The holding period of current assets is usually less than a year. Whereas for long term assets it is more than a year. Current assets are used to finance current needs such as inventories, salaries and other expenses. Long term funds are used to finance fixed assets.
A pledged asset is collateral pledged by a borrower to a lender. So, fixed assets cannot be pledged whereas current assets can be pledged for granting loans.
Current assets are readily available cash and on the other hand it is not easy to convert long term assets. Also investment in long term assets requires huge capital whereas current assets require short term financing.
A sale of current asset results in profit or loss of revenue nature. Whereas sale of fixed asset will result in capital loss of profit for the company.
Neither current nor long term asset is better than the other. It is the prerogative of the company to invest in current or long term asset. A diversified approach always works better for any business. So a healthy mix of both will result in good profit for the company.
Long term assets are those assets that cannot be immediately converted into cash. These assets have to be in a minimum lock in period of a year. These assets serve as excellent investment devices although they do come with some risk factors.
Capitalization in accounting means the cost to acquire an asset is expensed over the life of the asset rather than in the period it was incurred.
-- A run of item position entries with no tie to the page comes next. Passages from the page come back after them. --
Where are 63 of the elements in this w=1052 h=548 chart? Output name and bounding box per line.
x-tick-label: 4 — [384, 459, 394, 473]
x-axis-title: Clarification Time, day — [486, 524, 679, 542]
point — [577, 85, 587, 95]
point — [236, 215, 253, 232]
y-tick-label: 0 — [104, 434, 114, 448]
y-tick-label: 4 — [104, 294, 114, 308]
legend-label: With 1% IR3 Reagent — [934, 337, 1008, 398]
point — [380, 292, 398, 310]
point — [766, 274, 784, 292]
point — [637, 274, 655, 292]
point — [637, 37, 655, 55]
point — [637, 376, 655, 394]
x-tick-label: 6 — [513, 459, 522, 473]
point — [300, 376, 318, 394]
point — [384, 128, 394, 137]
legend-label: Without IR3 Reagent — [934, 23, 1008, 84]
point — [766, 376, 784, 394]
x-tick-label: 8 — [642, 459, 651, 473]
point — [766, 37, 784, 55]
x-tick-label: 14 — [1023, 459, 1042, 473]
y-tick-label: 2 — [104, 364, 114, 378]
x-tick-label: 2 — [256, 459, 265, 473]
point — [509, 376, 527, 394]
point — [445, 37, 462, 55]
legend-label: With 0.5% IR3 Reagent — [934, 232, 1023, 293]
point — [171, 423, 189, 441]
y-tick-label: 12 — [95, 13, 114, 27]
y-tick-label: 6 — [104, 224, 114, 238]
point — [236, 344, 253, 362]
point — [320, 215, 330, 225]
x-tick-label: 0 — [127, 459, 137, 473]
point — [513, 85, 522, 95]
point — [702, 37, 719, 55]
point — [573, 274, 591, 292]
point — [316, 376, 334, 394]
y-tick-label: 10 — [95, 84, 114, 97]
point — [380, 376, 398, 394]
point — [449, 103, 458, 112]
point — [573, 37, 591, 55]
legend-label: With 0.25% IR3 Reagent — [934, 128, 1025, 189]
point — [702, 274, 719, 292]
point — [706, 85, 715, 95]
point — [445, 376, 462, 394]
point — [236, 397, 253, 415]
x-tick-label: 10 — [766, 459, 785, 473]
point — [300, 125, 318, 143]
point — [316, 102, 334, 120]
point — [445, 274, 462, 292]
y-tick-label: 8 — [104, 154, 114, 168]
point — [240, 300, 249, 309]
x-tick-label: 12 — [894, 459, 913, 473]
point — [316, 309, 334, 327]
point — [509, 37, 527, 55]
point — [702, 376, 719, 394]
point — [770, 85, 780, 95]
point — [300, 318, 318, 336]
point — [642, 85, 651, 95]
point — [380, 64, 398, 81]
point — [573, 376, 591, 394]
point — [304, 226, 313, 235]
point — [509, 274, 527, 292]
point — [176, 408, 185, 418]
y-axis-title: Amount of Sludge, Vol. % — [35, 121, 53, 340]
In simple terms it means to record the cost of the asset rather than the asset.
The principle of materiality helps explain the concept of capitalization better. For example if the cost of an asset is too small then it is charged to expense immediately.
The question that comes foremost to one’s mind is where we see capitalization. Capitalization is largely seen in asset intensive industries such as manufacturing. In such cases depreciation becomes a large part of the total expense. In service centered companies you will rarely get to see capitalization of assets.